Preliminary March North American Class 8 new truck orders were up over march, according to data respectively published by freight transportation consultancy FTR and ACT Research, a provider of data and analysis for trucks and other commercial vehicles.
FTR reported that preliminary March North American Class 8 net orders—at 21,500—increased 3% from February to March and fell 47% annually, with that tally in the same tight range they have been over the past several months. What’s more, FTR said that monthly orders have varied less than 400 units per month in 2022, as March was near the average of 21,300 over the past seven months, with Class 8 trucks totaling 300,000 units over the last 12 months.
The firm explained that OEMs are content to book orders a month at a time, just under current production rates, and keep total backlogs in check. And it added that orders are expected to hover around this range until OEMs have confidence in improved future supply chain performance. FTR also noted that demand for new trucks remains robust but production has been significantly restricted by shortages of semiconductors and other components, coupled with labor shortages at the OEMs and suppliers also still an issue.
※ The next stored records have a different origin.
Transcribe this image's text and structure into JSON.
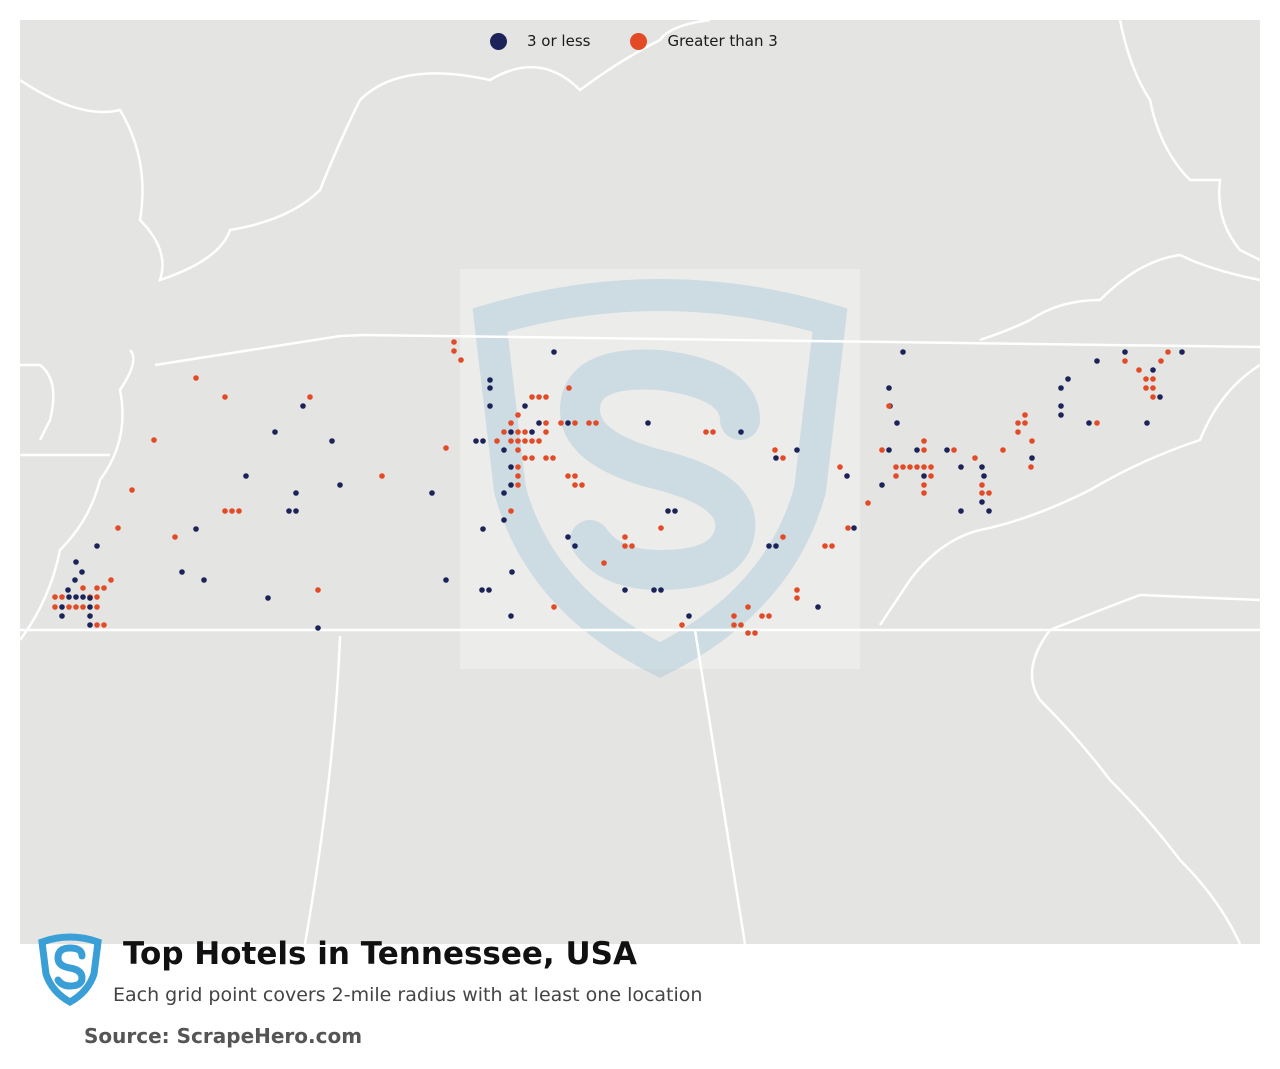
{
  "legend": {
    "items": [
      {
        "label": "3 or less",
        "color": "#1b2359"
      },
      {
        "label": "Greater than 3",
        "color": "#e34a26"
      }
    ]
  },
  "title": "Top Hotels in Tennessee, USA",
  "subtitle": "Each grid point covers 2-mile radius with at least one location",
  "source": "Source: ScrapeHero.com",
  "colors": {
    "map_bg": "#e4e4e2",
    "border": "#ffffff",
    "watermark": "#b8cfdd",
    "logo": "#3a9fd6"
  }
}
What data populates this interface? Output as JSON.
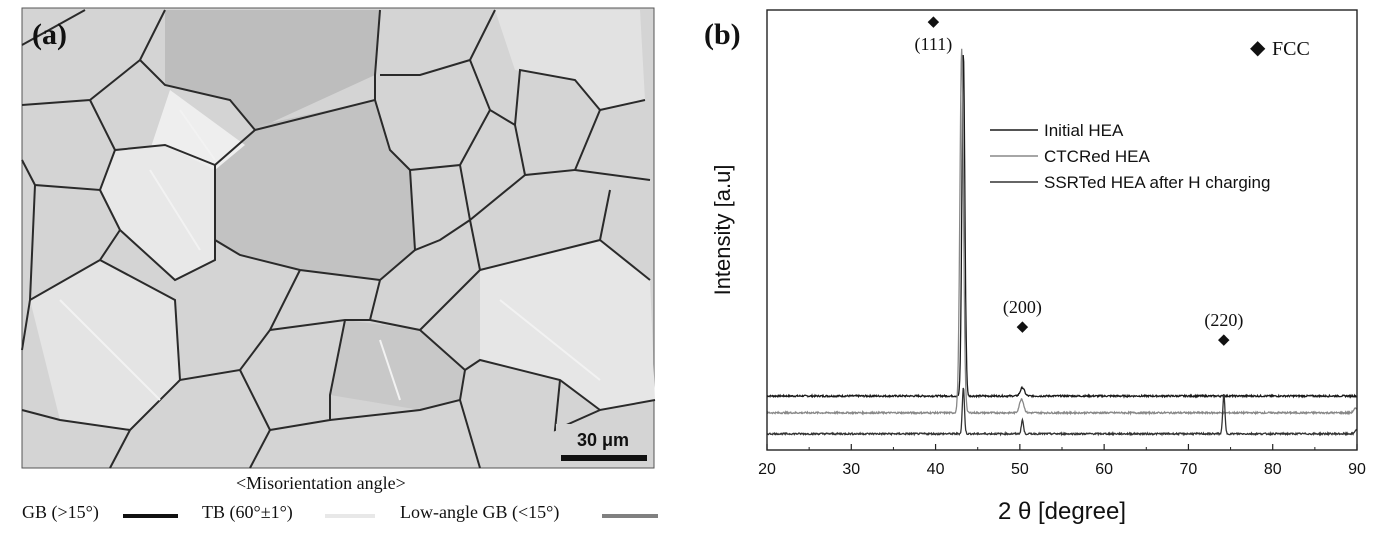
{
  "panel_a": {
    "label": "(a)",
    "scale_bar": "30 μm",
    "legend_title": "<Misorientation angle>",
    "legend_items": [
      {
        "label": "GB (>15°)",
        "color": "#111111"
      },
      {
        "label": "TB (60°±1°)",
        "color": "#e8e8e8"
      },
      {
        "label": "Low-angle GB (<15°)",
        "color": "#808080"
      }
    ],
    "colors": {
      "background": "#d9d9d9",
      "grain_boundary": "#333333"
    }
  },
  "chart_data": {
    "type": "line",
    "panel_label": "(b)",
    "xlabel": "2 θ [degree]",
    "ylabel": "Intensity [a.u]",
    "xlim": [
      20,
      90
    ],
    "x_ticks": [
      20,
      30,
      40,
      50,
      60,
      70,
      80,
      90
    ],
    "y_ticks": false,
    "grid": false,
    "legend_position": "upper-right",
    "phase_legend": "FCC",
    "peak_labels": [
      {
        "label": "(111)",
        "x": 43.3
      },
      {
        "label": "(200)",
        "x": 50.3
      },
      {
        "label": "(220)",
        "x": 74.2
      }
    ],
    "series": [
      {
        "name": "Initial HEA",
        "color": "#1a1a1a",
        "baseline": 0.3,
        "peaks": [
          {
            "x": 43.3,
            "height": 2.45,
            "width": 0.25
          },
          {
            "x": 50.3,
            "height": 0.06,
            "width": 0.35
          }
        ]
      },
      {
        "name": "CTCRed HEA",
        "color": "#888888",
        "baseline": 0.18,
        "peaks": [
          {
            "x": 43.1,
            "height": 2.6,
            "width": 0.3
          },
          {
            "x": 50.2,
            "height": 0.1,
            "width": 0.35
          },
          {
            "x": 89.8,
            "height": 0.03,
            "width": 0.3
          }
        ]
      },
      {
        "name": "SSRTed HEA after H charging",
        "color": "#333333",
        "baseline": 0.03,
        "peaks": [
          {
            "x": 43.3,
            "height": 0.33,
            "width": 0.18
          },
          {
            "x": 50.3,
            "height": 0.1,
            "width": 0.18
          },
          {
            "x": 74.2,
            "height": 0.28,
            "width": 0.18
          },
          {
            "x": 89.9,
            "height": 0.03,
            "width": 0.2
          }
        ]
      }
    ]
  }
}
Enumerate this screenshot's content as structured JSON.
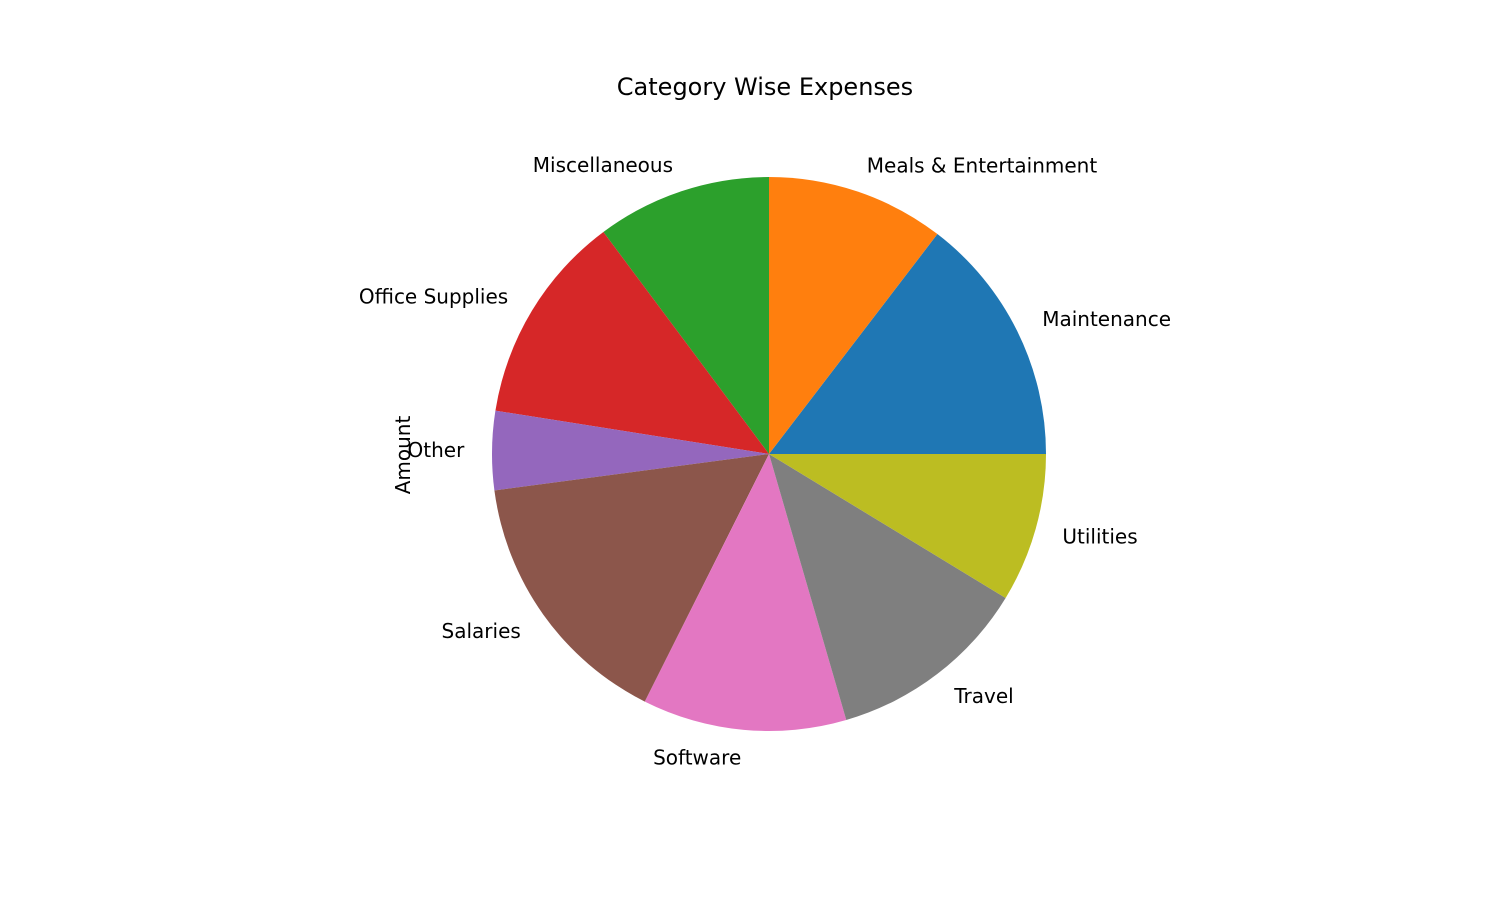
{
  "chart_data": {
    "type": "pie",
    "title": "Category Wise Expenses",
    "ylabel": "Amount",
    "start_angle_deg": 0,
    "direction": "counterclockwise",
    "categories": [
      "Maintenance",
      "Meals & Entertainment",
      "Miscellaneous",
      "Office Supplies",
      "Other",
      "Salaries",
      "Software",
      "Travel",
      "Utilities"
    ],
    "values": [
      14.6,
      10.4,
      10.2,
      12.3,
      4.6,
      15.5,
      11.9,
      11.8,
      8.7
    ],
    "colors": [
      "#1f77b4",
      "#ff7f0e",
      "#2ca02c",
      "#d62728",
      "#9467bd",
      "#8c564b",
      "#e377c2",
      "#7f7f7f",
      "#bcbd22"
    ]
  }
}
“The March order total reflects a market frozen in place,” said Don Ake, vice president of commercial vehicles for FTR, in a statement. “All the OEMs are evaluating the business environment monthly and only entering enough orders to fill in about a month’s worth of production in the schedule. March’s number indicates that production levels stayed flat. This trend began seven months ago and has not varied much. Once supply chain issues improve, OEMs will be able to substantially increase orders. But until then, conditions remain stagnant. Several automakers recently announced computer chip supplies remain tight, but there are still expectations of supply chain improvements in the second half of the year.”
ACT data: ACT reported that preliminary March North American Class 8 orders were 21,300 units.
“Long backlogs and supply-chain constrained production activity kept new order activity trending within a narrow range,” said Kenny Vieth, ACT’s President and Senior Analyst, in a statement. He added, “Based on preliminary March inputs, NA Classes 5-8 net orders were up slightly compared to February, and while orders have been moving sideways for most of two quarters, March’s intake was the best since October.”
He added that while recent economic news focusing on freight and freight rate data, has been less positive, while reiterating that the ground rules of ACT’s OEM data collection remain the biggest constraint on orders presently.
“The OEMs only report orders that are scheduled to be built within 12 months,” he said. “With the Class 8 backlog-to-build ratio at 11 months in February and the medium-duty backlog-to-build ratio at around 8 months, order volumes since early Q4’21 have largely been mirroring production activity. In both cases, backlog-to-build ratios are essentially double normalized levels.”
Class 8 orders remained range-bound, in March, posting what Vieth called a virtual carbon copy of February’s order intake.
“With Class 8 backlogs stretching through 2022 and still no clear visibility on the easing of the everything shortage, March’s net order haul reflects the ongoing conservative approach by the OEMs looking to limit the risk of overbooking and underbuilding that plagued the industry in 2021,” he said.